Hence the partnerships with figures whose military credentials were beyond question. Brendan Hughes and Ivor Bell were key allies when Adams began chipping away at the Provisionals’ abstentionist roots from Long Kesh by advocating ‘active abstentionism’ – i.e. the involvement of Sinn Fein in community politics as a way of building a long-term support base for the IRA’s military campaign. In practice though ‘active abstentionism’ signalled the beginning of a journey in the opposite direction, towards the 1998 Good Friday Agreement.

The fact that figures like Hughes and Bell supported these ideas at their outset was crucial in settling nerves internally.

Adams’ relationship with Martin McGuinness was another and much more important example of this stratagem.

McGuinness suffered none of the military shortcomings of Adams and was well known throughout the IRA as an enthusiastic operator, always ready and willing for action. The Bloody Sunday tribunal, for instance, has an utterly believable account of McGuinness on the day of the killings wandering the Bogside toting a Thomson sub-machine gun, something that Adams would never have done.

Both Brendan Hughes and Dolours Price describe a Gerry Adams during this time who was always very careful to keep a safe distance from weapons, for instance on the day in 1972 when Armalite rifles were first delivered to the IRA in the lower Falls.

The role played by McGuinness during the dropping of Dail abstention in 1986 and later as the IRA was edged ever closer to the 1994 ceasefire was absolutely crucial. His constant re-assurances to the rank and file, his promise, for example, that no ceasefire would happen without an IRA Convention meeting to endorse it, settled nerves.
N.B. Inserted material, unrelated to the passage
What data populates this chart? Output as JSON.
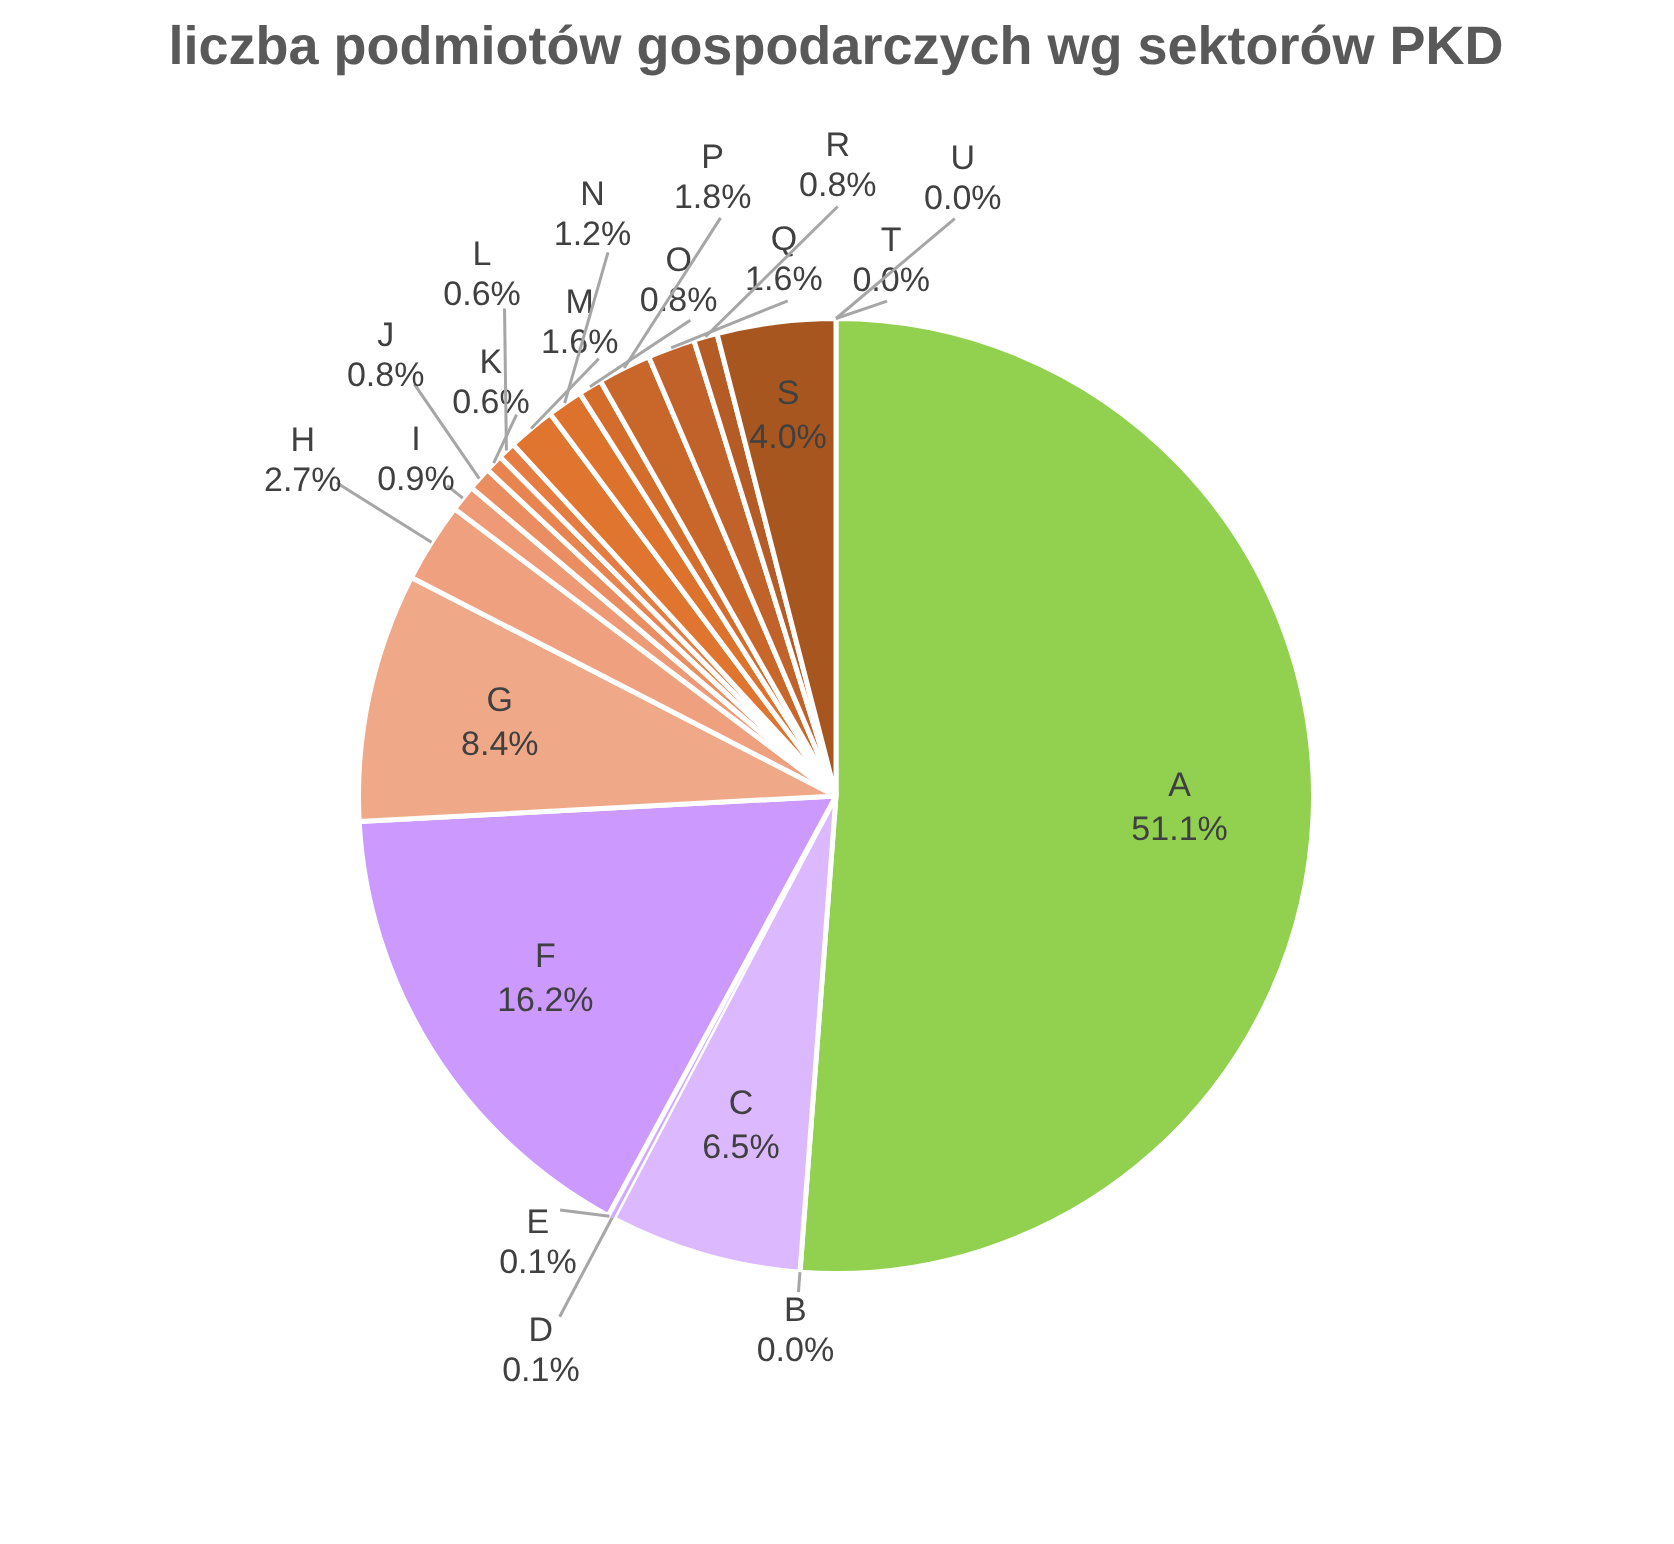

Activists were just not ready to believe that McGuinness would sell them short while many were ready to think the worst of Adams.

There is no doubt that Gerry Adams was in the IRA and that he gave orders that led to others pulling triggers or setting off bombs and, of course, killing people. But he was not an operator by any stretch of the imagination. And this is a crucial and defining aspect of the story of how he brought the IRA from war to peace.